Thème du jour : Une fleur dans les cendres
Terreau
Le monde se pare d'un voile gris.
Les silhouettes calcinées des arbres peinent à tenir debout. Leurs branches distordues frémissent sous le vent qui arrache de leur écorce charbonneuse des particules noires. Portées par un souffle invisible, elles tourbillonnent dans les airs comme les feuilles dans la brise d'automne. Les ruines des bâtiments détruits par la fureur du feu se dressent en témoins solitaires, ici un pan de mur, là-bas les trois marches d'un escalier qui ne mène plus nulle part, plus loin des tas de gravats, encore et encore, qui ont résisté aux dents voraces de l'incendie. Un épais tapis de cendres recouvre le sol, gommant les formes et les aspérités, dissimulant les corps innombrables dans leur dernière demeure. L'air est chargé de poussière et de mort.
Il n'y a plus âme qui vive, plus de cœur pour s'horrifier de ce spectacle, plus d'esprit pour s'insurger de l'injustice qui a eu lieu ici.

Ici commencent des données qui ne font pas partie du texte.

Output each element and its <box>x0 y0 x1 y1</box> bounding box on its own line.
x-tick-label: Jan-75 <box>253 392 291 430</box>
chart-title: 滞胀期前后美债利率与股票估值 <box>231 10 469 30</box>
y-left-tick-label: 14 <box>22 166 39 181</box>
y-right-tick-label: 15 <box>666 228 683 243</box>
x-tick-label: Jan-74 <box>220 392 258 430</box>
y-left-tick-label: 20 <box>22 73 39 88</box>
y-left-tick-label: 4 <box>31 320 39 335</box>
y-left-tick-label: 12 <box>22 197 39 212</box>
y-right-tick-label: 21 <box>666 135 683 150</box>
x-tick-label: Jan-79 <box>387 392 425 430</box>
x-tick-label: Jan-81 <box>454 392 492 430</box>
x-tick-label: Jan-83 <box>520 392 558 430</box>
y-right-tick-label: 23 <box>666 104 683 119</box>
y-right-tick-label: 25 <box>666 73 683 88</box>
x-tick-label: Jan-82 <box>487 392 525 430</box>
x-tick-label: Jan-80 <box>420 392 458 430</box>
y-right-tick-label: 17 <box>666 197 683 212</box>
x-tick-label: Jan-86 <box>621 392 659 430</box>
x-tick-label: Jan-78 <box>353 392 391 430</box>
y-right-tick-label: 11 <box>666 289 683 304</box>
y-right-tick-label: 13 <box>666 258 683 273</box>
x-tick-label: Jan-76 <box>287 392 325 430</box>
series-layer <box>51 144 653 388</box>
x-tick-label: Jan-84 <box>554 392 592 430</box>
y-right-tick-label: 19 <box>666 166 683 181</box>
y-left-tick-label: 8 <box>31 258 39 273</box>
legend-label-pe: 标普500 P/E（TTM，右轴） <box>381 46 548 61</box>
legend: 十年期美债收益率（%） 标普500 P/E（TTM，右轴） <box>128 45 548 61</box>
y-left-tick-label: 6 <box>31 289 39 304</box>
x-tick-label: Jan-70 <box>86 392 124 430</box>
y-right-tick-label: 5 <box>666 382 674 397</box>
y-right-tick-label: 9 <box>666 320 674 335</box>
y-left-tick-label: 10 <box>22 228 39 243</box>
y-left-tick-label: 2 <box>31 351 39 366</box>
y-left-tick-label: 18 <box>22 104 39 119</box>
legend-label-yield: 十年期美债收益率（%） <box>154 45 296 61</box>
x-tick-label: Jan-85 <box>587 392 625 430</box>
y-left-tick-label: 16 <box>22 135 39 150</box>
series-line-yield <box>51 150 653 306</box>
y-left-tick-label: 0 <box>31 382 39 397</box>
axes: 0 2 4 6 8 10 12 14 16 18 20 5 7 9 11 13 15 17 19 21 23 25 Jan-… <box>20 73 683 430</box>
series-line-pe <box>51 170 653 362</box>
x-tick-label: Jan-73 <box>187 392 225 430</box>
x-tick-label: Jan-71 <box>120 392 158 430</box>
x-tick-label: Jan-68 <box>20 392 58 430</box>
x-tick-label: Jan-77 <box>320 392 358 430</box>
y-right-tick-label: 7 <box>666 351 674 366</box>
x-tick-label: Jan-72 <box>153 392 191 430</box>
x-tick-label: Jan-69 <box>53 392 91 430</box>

Ce désastre est l'œuvre des humains, de leur soif de pouvoir et leur susceptibilité fragile. Mais il ne reste plus personne pour se rappeler des erreurs commises en ces terres. Tombées dans l'oubli, elles attendent déjà leur prochaine heure, prêtes à commettre de nouveaux ravages, inlassables et perpétuelles.
Mais dans ce tableau de noirceur, une touche de couleur éclot. Une feuille, au vert si vif qu'il paraît injurieux, pousse laborieusement au milieu des cendres encore fumantes. Dans ce sinistre terreau, la tige grandit, se nourrit des larmes versées pour chercher la lumière du soleil. Après des jours et des jours à se frayer un chemin dans le brouillard funeste, la vie germe sous la forme d'un bouton doré, qui grossit, grossit, grossit avant d'éclater en pétales orange, lesquels brillent de mille feux sous l'azur du ciel à nouveau dégagé. Tout autour, la nature reprend lentement ses droits, de vaillants brins d'herbe jaillissent ici et là.
Enfin, la fleur laisse place au fruit, volumineuse sphère jaune dont la peau nervurée se pare de spirales. Il repose sur son terreau de cendres, alors que tout autour les feuilles et les fleurs se multiplient, répandant la vie là où la mort s'est abattue.
Trésor aux multiples convoitises, le fruit du démon attend la main qui le cueillera, et plus encore la bouche qui le mangera.
Car dans sa chair juteuse, se cache le pouvoir brut de l'exaltation. La faculté d'éveiller les volontés endormies. La capacité de révéler les forces cachées de ceux qui s'ignorent. L'habilité à révolter les âmes soumises, aguerrir les corps affaiblis, raviver l'espoir tari.
Le Kobu kobu no Mi qui, entre les mains de Belo Betty, la Commandante de l'Est de l'Armée Révolutionnaire, déchaînera les passions et les puissances.